After discussing this with @matt, we have a couple of ideas:
- Move this query to a
wp_schedule_single_event()
call, which has the bonus of ensuring only one is scheduled at any given time. The downside is that it may cause the cache to be outdated on a low traffic site.
- Keep a queue of recent comments in cache, and push a new one onto the queue when posted. This avoids the query entirely, but there would be a race condition if two comments were posted at nearly the same time - one of them could be left out of the queue entirely.
Attachments (2)
Change History (17)
#7
@
10 years ago
- Keywords has-patch added
attachment:22301.diff goes with Nacin's suggestion: using a lock so only one reader will update the cache, everyone else will use the old cache.
#8
@
10 years ago
- Keywords commit added; dev-feedback removed
- Milestone changed from Awaiting Review to 4.1
#9
@
10 years ago
- Keywords commit removed
22301.diff won't work because regardless of whether the lock was acquired, the widget()
method will output the data from the _old cache and return, leaving us with a lock that will never be released.
Also, I think that this approach will not work when multiple instances of the same widget are used.
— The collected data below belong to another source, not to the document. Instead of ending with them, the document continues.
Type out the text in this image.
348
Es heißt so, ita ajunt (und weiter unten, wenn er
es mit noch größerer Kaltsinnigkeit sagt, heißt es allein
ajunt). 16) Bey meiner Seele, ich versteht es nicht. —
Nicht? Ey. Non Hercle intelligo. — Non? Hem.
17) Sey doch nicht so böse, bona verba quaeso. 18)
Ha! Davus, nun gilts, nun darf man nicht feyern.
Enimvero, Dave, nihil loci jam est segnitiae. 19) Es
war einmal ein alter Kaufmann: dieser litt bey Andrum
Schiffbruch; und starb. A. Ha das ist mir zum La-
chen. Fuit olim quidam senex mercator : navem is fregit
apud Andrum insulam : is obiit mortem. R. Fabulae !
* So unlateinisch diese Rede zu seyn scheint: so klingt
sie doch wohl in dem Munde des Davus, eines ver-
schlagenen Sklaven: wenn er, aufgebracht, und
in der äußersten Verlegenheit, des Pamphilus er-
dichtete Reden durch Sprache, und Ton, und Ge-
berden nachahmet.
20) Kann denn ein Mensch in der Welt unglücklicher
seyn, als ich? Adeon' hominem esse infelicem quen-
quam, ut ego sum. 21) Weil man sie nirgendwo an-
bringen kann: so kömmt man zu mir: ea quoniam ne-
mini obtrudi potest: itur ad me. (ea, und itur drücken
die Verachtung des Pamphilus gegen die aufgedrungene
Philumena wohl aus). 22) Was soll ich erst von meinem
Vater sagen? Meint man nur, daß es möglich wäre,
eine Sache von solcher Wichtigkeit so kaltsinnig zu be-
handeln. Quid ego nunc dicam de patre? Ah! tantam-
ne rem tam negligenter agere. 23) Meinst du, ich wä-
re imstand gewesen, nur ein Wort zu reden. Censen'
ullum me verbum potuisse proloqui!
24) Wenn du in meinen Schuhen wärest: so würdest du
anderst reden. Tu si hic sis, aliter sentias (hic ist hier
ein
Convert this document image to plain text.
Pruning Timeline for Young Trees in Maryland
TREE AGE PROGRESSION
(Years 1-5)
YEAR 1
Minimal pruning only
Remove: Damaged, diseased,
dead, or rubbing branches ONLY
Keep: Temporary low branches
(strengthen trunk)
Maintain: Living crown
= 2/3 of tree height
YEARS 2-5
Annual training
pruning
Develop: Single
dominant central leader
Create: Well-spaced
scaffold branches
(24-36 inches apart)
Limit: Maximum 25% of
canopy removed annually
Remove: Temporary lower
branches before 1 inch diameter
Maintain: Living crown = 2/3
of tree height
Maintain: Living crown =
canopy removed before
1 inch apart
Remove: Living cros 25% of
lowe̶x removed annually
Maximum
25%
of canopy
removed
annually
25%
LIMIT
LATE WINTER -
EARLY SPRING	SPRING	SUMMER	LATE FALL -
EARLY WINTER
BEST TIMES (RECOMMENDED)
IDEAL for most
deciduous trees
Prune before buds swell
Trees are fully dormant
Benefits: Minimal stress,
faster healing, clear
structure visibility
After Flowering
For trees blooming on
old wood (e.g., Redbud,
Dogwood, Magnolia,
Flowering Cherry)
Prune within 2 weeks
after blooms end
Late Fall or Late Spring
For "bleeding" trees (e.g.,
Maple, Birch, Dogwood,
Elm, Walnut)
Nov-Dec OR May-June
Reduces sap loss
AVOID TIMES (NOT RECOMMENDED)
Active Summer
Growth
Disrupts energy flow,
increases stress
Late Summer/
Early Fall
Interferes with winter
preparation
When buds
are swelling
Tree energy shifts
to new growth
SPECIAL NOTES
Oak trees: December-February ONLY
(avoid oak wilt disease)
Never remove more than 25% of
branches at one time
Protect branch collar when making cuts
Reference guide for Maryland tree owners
We're storing all the cached data under the same key which holds an array with multiple widget IDs, so with the proposed patch it looks like we'll acquire a lock and update only the first instance of the widget.
#10
@
10 years ago
Took a stab in 22301.2.diff. The idea is the same and it also accounts for multiple instances of the widget.
It's not perfect. I think there's still potential for race conditions because the lock is not guaranteed, i.e. if the hard work (comment query) has been done, we save the data in cache, regardless of any locks + the fact that there's no easy way to force wp_cache_get
not to use local cache.
Also, what happens if the comment query times out and halts the php process? We'll end up with a lock that will never be released. How can we clean that up or should we even attempt to? Would scheduling a single event instead solve these issues? Are there other areas in core that could benefit from a similar approach?
#11
@
10 years ago
- Milestone changed from 4.1 to Future Release
The latest patch has some missing braces and needs some testing. Unfortunately we're late in the cycle. Let's try 4.2.
It isn't likely that a low-traffic site is using a persistent cache, so the concern of (1) is minor. In the case of a persistent cache, we could schedule an event, yes, but we could also try to store a "lock" in the persistent cache store. Whichever process successfully sets the lock gets to run the query, and until the query is complete, the old cache gets used. Just an idea.